What are some of your fondest memories on the job?

It’s so great to assist bringing a new life into this world and seeing a mom’s joy instead of always being around people in their lowest moments. EMS is a relatively small community, and some of my best moments have been the new friendships I’ve made with other medics.

Do you experience sad moments?

Having to tell a friend or family member that there is nothing more we can do, that their loved one has passed on is always the hardest part of the job for me. It always makes me cry.

What other hobbies and activities do you do outside of saving lives?

EMS is my passion and hobby now. I have had to move into teaching medical courses full-time to support my little boy financially, but I still work (volunteer) on the Community Medics response car twice a week.

What would you say to a young woman who is contemplating a career as a paramedic?

Make sure it’s your passion. What we see on the road can be difficult and heart-wrenching at times. You need to have a strong soul but a gentle heart. You need to be able to empathise with others, but also stand your ground when needed. EMS is definitely not a job you do for the money.

Have you ever worked on an all-female crew?

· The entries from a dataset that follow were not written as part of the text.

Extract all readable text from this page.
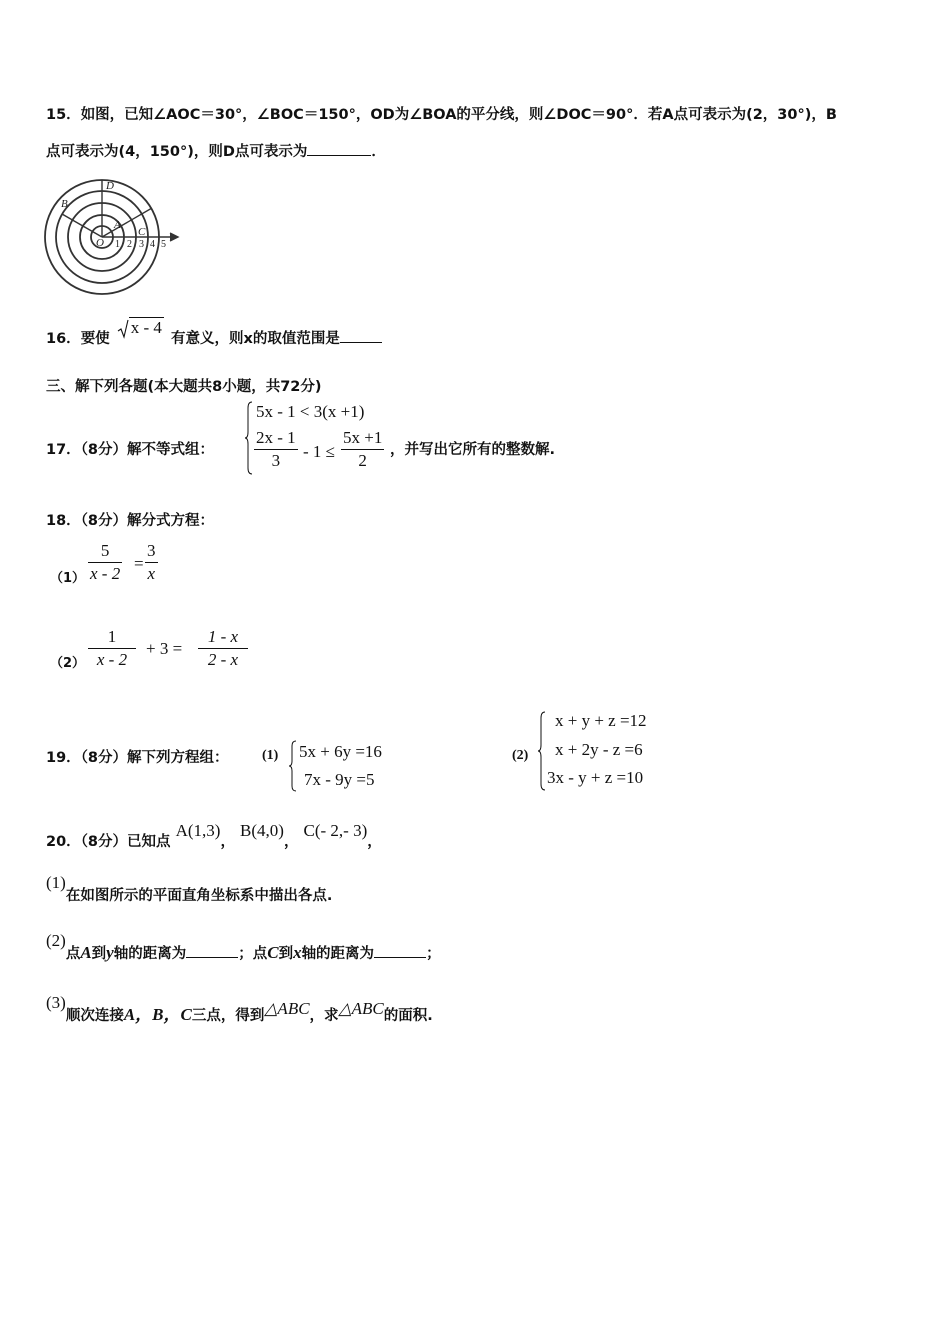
15．如图，已知∠AOC＝30°，∠BOC＝150°，OD为∠BOA的平分线，则∠DOC＝90°．若A点可表示为(2，30°)，B
点可表示为(4，150°)，则D点可表示为	．
B
D
A
C
O 1 2 3 4 5
16．要使 x - 4 有意义，则x的取值范围是
三、解下列各题(本大题共8小题，共72分)
17．（8分）解不等式组：
5x - 1 < 3(x +1)
2x - 1
3	- 1 ≤
5x +1
2
，并写出它所有的整数解.
18．（8分）解分式方程：
（1）
5
x - 2
=
3
x
（2）
1
x - 2
+ 3 =
1 - x
2 - x
19．（8分）解下列方程组： (1) 5x + 6y =16
7x - 9y =5
(2)
x + y + z =12
x + 2y - z =6
3x - y + z =10
20．（8分）已知点 A(1,3)， B(4,0)， C(- 2,- 3)，
(1)在如图所示的平面直角坐标系中描出各点.
(2)点A到y轴的距离为	；点C到x轴的距离为	；
(3)顺次连接A，B，C三点，得到△ABC，求△ABC的面积.
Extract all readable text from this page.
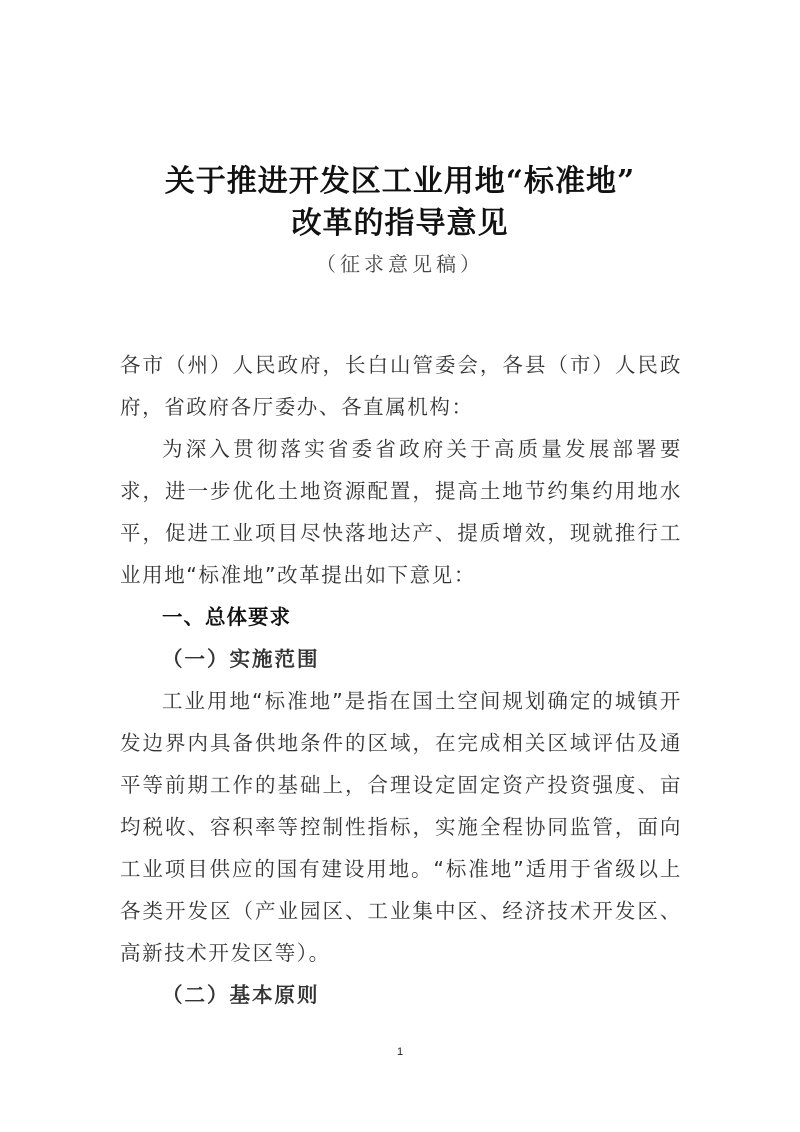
关于推进开发区工业用地“标准地”
改革的指导意见
（征求意见稿）

各市（州）人民政府，长白山管委会，各县（市）人民政府，省政府各厅委办、各直属机构：

为深入贯彻落实省委省政府关于高质量发展部署要求，进一步优化土地资源配置，提高土地节约集约用地水平，促进工业项目尽快落地达产、提质增效，现就推行工业用地“标准地”改革提出如下意见：

一、总体要求

（一）实施范围

工业用地“标准地”是指在国土空间规划确定的城镇开发边界内具备供地条件的区域，在完成相关区域评估及通平等前期工作的基础上，合理设定固定资产投资强度、亩均税收、容积率等控制性指标，实施全程协同监管，面向工业项目供应的国有建设用地。“标准地”适用于省级以上各类开发区（产业园区、工业集中区、经济技术开发区、高新技术开发区等）。

（二）基本原则

1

Yes, I have and it was awesome.

Would you say gender bias is starting to lessen in the 21st century?

Definitely. We are very much ‘one of the boys’ on the road.

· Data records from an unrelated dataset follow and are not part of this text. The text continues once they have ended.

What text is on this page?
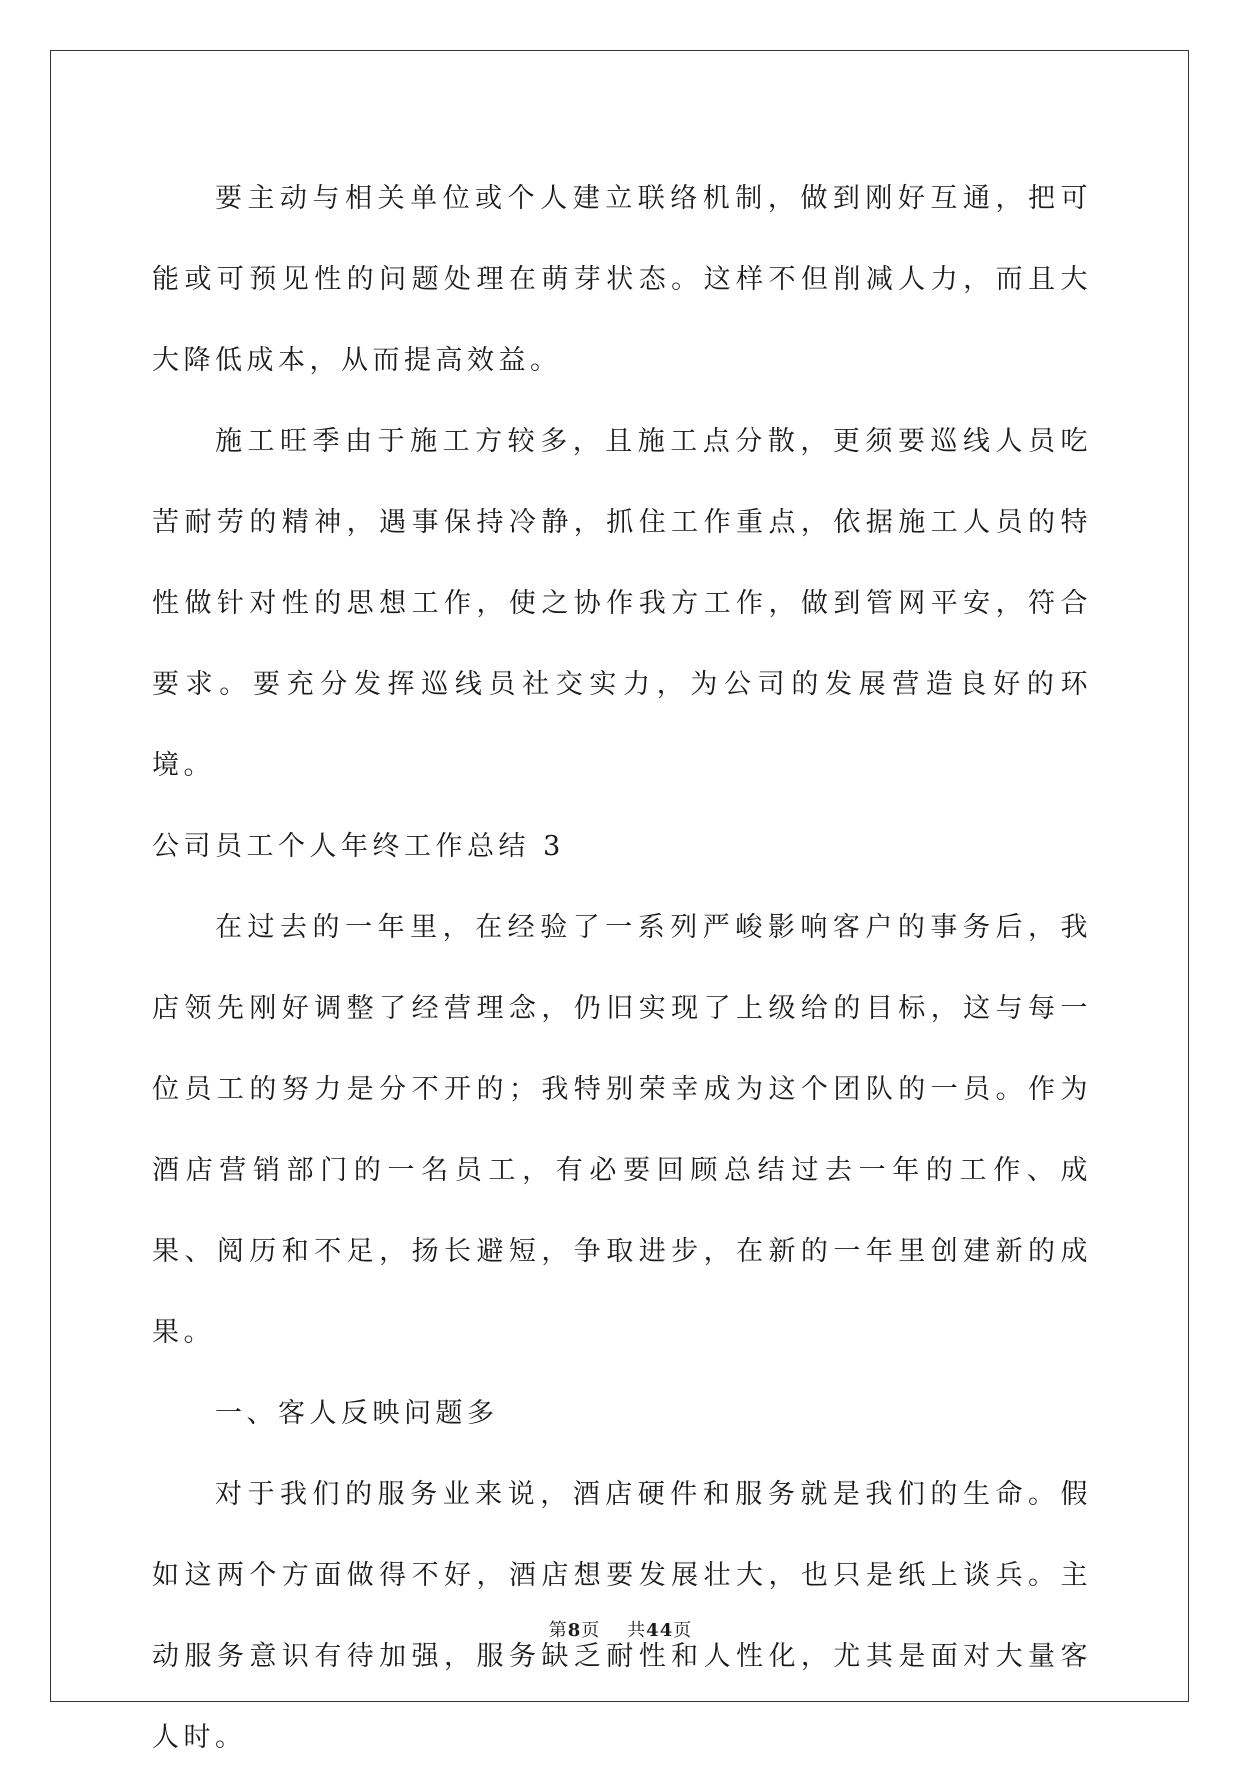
要主动与相关单位或个人建立联络机制，做到刚好互通，把可能或可预见性的问题处理在萌芽状态。这样不但削减人力，而且大大降低成本，从而提高效益。

施工旺季由于施工方较多，且施工点分散，更须要巡线人员吃苦耐劳的精神，遇事保持冷静，抓住工作重点，依据施工人员的特性做针对性的思想工作，使之协作我方工作，做到管网平安，符合要求。要充分发挥巡线员社交实力，为公司的发展营造良好的环境。

公司员工个人年终工作总结 3

在过去的一年里，在经验了一系列严峻影响客户的事务后，我店领先刚好调整了经营理念，仍旧实现了上级给的目标，这与每一位员工的努力是分不开的；我特别荣幸成为这个团队的一员。作为酒店营销部门的一名员工，有必要回顾总结过去一年的工作、成果、阅历和不足，扬长避短，争取进步，在新的一年里创建新的成果。

一、客人反映问题多

对于我们的服务业来说，酒店硬件和服务就是我们的生命。假如这两个方面做得不好，酒店想要发展壮大，也只是纸上谈兵。主动服务意识有待加强，服务缺乏耐性和人性化，尤其是面对大量客人时。

第8页 共44页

What has being a paramedic taught you that you can use in everyday life outside of the ambulance?

That you cannot control every situation and to always be kind to others.

In your opinion, why do women make great paramedics?

Being a paramedic is a passion and a calling for both men and women. I can’t say specifically why a woman would make a great paramedic… Yes, we are maternal and loving, yet also strong and hardworking – but so are a lot of men out there. All I can say is that maybe we have the ability to put on makeup and look like angels while doing our job.

Your message to encourage more females who want to go into your industry?

Don’t be afraid. EMS is more than just a job – we’re a family. We look out for one another in every situation.

Kirsty Worrall is one of many women who wake up every morning with a keen sense of helping other people. A passion for humanity is probably why she’s been able to fully function outside of what she thought she knew about herself.